9 Awesome Fat Loss Tips to Lose Fat During Football Season

I’m a big, I mean ampicillin gene line-through;”>HUGE, GINORMOUS fan of the NFL. Come football season, I’m glued to the tv set for a good chunk of the day on Sundays.

Some may argue that this is a colossal waste of time.

Not me. I enjoy every minute of it.  It’s even better when my wife and girls watch with me and we’re all screaming at the tv for my team to win ( The Miami Dolphins) or our “arch enemy” to lose (The NY Jesters Jets). Good times indeed.

However, those good times can easily turn into a nightmare, at least when it comes to keeping your waist size down. Spending about 20 Sundays out of the year watching tv all day can certainly be considered a guilty pleasure, but it could turn into a weight gain disaster if you’re not careful.

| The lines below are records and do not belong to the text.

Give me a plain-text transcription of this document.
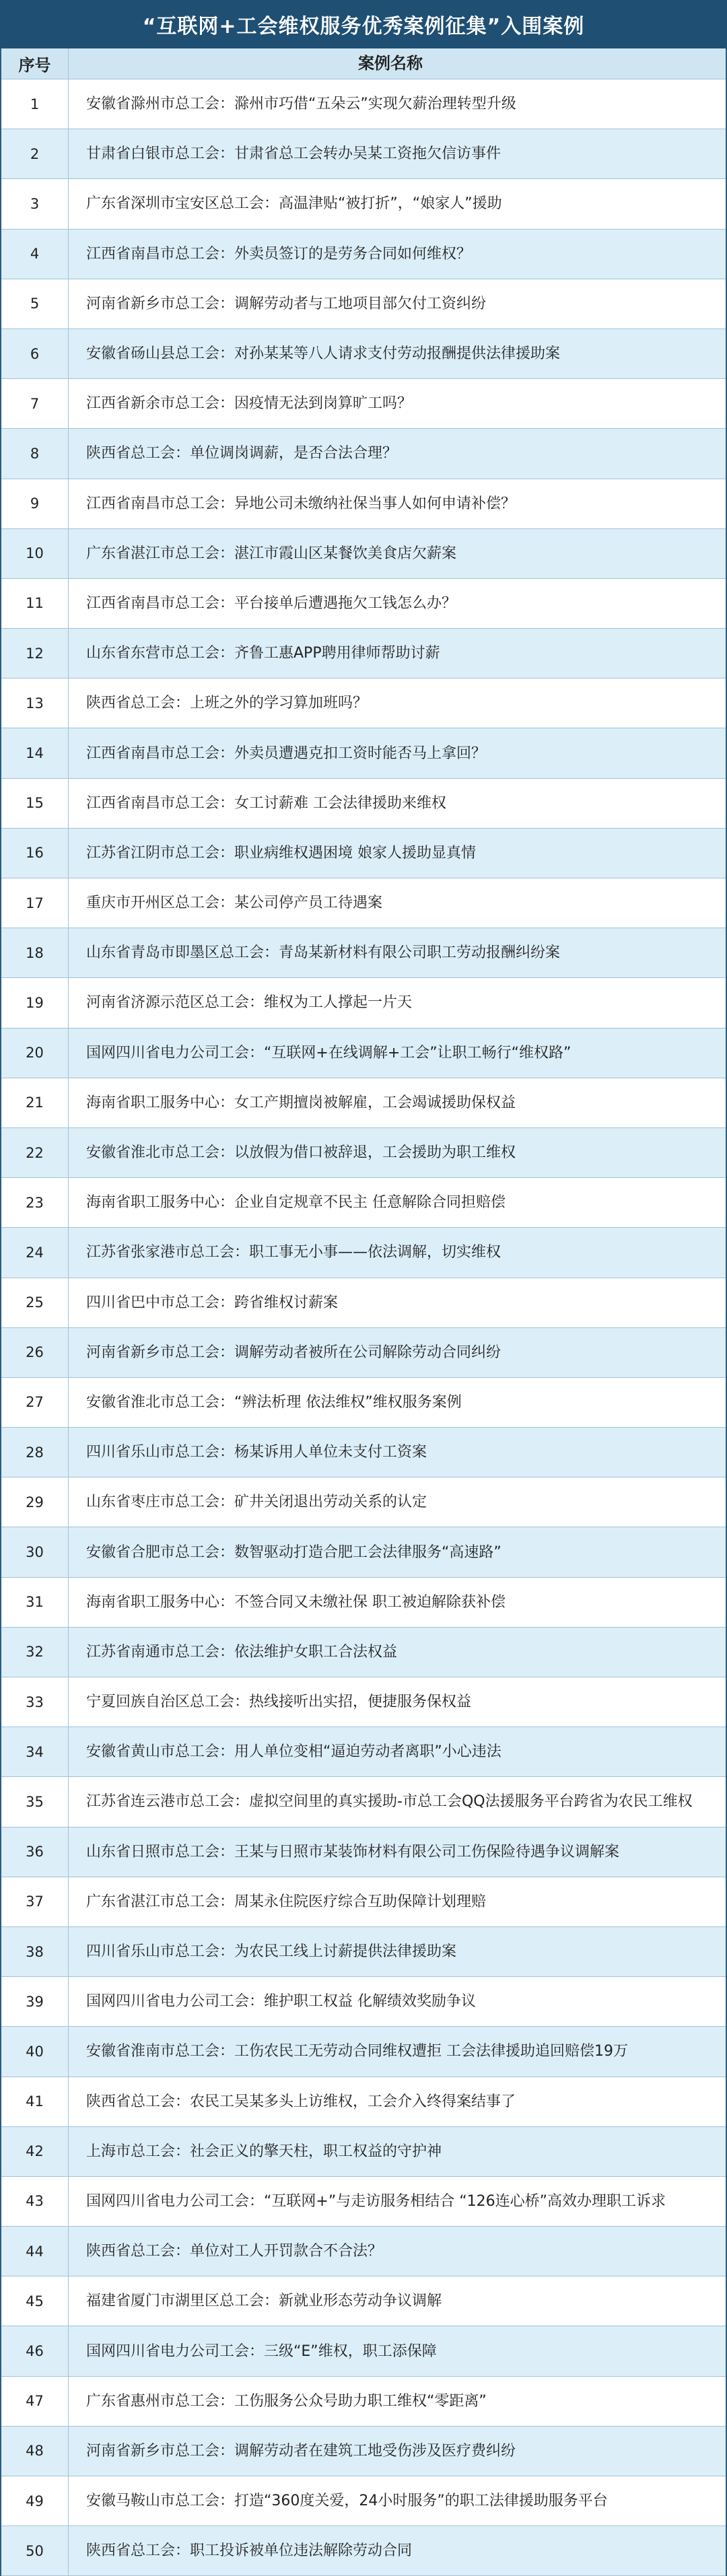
“互联网+工会维权服务优秀案例征集”入围案例
序号	案例名称
1	安徽省滁州市总工会：滁州市巧借“五朵云”实现欠薪治理转型升级
2	甘肃省白银市总工会：甘肃省总工会转办吴某工资拖欠信访事件
3	广东省深圳市宝安区总工会：高温津贴“被打折”，“娘家人”援助
4	江西省南昌市总工会：外卖员签订的是劳务合同如何维权？
5	河南省新乡市总工会：调解劳动者与工地项目部欠付工资纠纷
6	安徽省砀山县总工会：对孙某某等八人请求支付劳动报酬提供法律援助案
7	江西省新余市总工会：因疫情无法到岗算旷工吗？
8	陕西省总工会：单位调岗调薪，是否合法合理？
9	江西省南昌市总工会：异地公司未缴纳社保当事人如何申请补偿？
10	广东省湛江市总工会：湛江市霞山区某餐饮美食店欠薪案
11	江西省南昌市总工会：平台接单后遭遇拖欠工钱怎么办？
12	山东省东营市总工会：齐鲁工惠APP聘用律师帮助讨薪
13	陕西省总工会：上班之外的学习算加班吗？
14	江西省南昌市总工会：外卖员遭遇克扣工资时能否马上拿回？
15	江西省南昌市总工会：女工讨薪难 工会法律援助来维权
16	江苏省江阴市总工会：职业病维权遇困境 娘家人援助显真情
17	重庆市开州区总工会：某公司停产员工待遇案
18	山东省青岛市即墨区总工会：青岛某新材料有限公司职工劳动报酬纠纷案
19	河南省济源示范区总工会：维权为工人撑起一片天
20	国网四川省电力公司工会：“互联网+在线调解+工会”让职工畅行“维权路”
21	海南省职工服务中心：女工产期擅岗被解雇，工会竭诚援助保权益
22	安徽省淮北市总工会：以放假为借口被辞退，工会援助为职工维权
23	海南省职工服务中心：企业自定规章不民主 任意解除合同担赔偿
24	江苏省张家港市总工会：职工事无小事——依法调解，切实维权
25	四川省巴中市总工会：跨省维权讨薪案
26	河南省新乡市总工会：调解劳动者被所在公司解除劳动合同纠纷
27	安徽省淮北市总工会：“辨法析理 依法维权”维权服务案例
28	四川省乐山市总工会：杨某诉用人单位未支付工资案
29	山东省枣庄市总工会：矿井关闭退出劳动关系的认定
30	安徽省合肥市总工会：数智驱动打造合肥工会法律服务“高速路”
31	海南省职工服务中心：不签合同又未缴社保 职工被迫解除获补偿
32	江苏省南通市总工会：依法维护女职工合法权益
33	宁夏回族自治区总工会：热线接听出实招，便捷服务保权益
34	安徽省黄山市总工会：用人单位变相“逼迫劳动者离职”小心违法
35	江苏省连云港市总工会：虚拟空间里的真实援助-市总工会QQ法援服务平台跨省为农民工维权
36	山东省日照市总工会：王某与日照市某装饰材料有限公司工伤保险待遇争议调解案
37	广东省湛江市总工会：周某永住院医疗综合互助保障计划理赔
38	四川省乐山市总工会：为农民工线上讨薪提供法律援助案
39	国网四川省电力公司工会：维护职工权益 化解绩效奖励争议
40	安徽省淮南市总工会：工伤农民工无劳动合同维权遭拒 工会法律援助追回赔偿19万
41	陕西省总工会：农民工吴某多头上访维权，工会介入终得案结事了
42	上海市总工会：社会正义的擎天柱，职工权益的守护神
43	国网四川省电力公司工会：“互联网+”与走访服务相结合 “126连心桥”高效办理职工诉求
44	陕西省总工会：单位对工人开罚款合不合法？
45	福建省厦门市湖里区总工会：新就业形态劳动争议调解
46	国网四川省电力公司工会：三级“E”维权，职工添保障
47	广东省惠州市总工会：工伤服务公众号助力职工维权“零距离”
48	河南省新乡市总工会：调解劳动者在建筑工地受伤涉及医疗费纠纷
49	安徽马鞍山市总工会：打造“360度关爱，24小时服务”的职工法律援助服务平台
50	陕西省总工会：职工投诉被单位违法解除劳动合同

The last thing I want to do is nullify my hard work and discipline throughout the week by going nuts on Sundays. Football or not, 6-9 hours in front of a television is a sure way purchase levitra online to sabotage your fat loss goals and I generally would never recommend it to anyone. But of course, football is the one exception that makes sense. ;)

Like any other time of the year, it’s all about making the right choices and making the most efficient use of your time. I use some very specific fat loss strategies every Sunday to make sure I don’t go overboard and stuff myself silly with junk food and beer. I don’t actualy sit there and watch football the entire time. That would be ludicrous.

Here’s what I do instead:

Pre-Game Prep

I’m usually up very early, even on the weekends. Even though I’m up early, Sundays are different because I don’t feel as rushed as I do during the week where I know I have limited time before I go to work. This means that my pre-workout routine takes a much more leisurely pace.

Here’s my five step pre-game preparation on Football Sundays:

1) When I wake up on Sunday mornings I start with two glasses of ice water while I catch up on email.

Football Fat Loss Tip One: A study from Germany actually showed that ice water increases your metabolic rate by as much as 30% for 2-3 hours. So drink up!

2) After about 30 minutes, I prepare a cup of black coffee and drink my pre-workout protein drink.

Football Fat Loss Tip Two: For many people, coffee provides the largest amount of antioxidants that they consume in a day. Studies have shown that coffee helps with fat loss and may also increase your lifespan. Just make sure you drink it black so you’re not adding any unnecessary calories.

Football westernunion washington Fat Loss Tip Three: If you’re going to perform resistance-based workouts to burn fat and build muscle (body weight, free weight or machine exercises) you need to make sure you consume protein before and after your workout. This will ensure you’re maximizing both muscle building and fat loss.

Prograde Workout is by far my favorite because it contains the perfect protein to carb ratio (YES, you NEED carbs before and after your workout!), it is gluten-free, contains pharmaceutical quality whey protein, is VERY easy to mix and has no nasty artificial sweeteners. They also have a great auto-ship feature that saves you significant money. You can check that out here, highly recommended!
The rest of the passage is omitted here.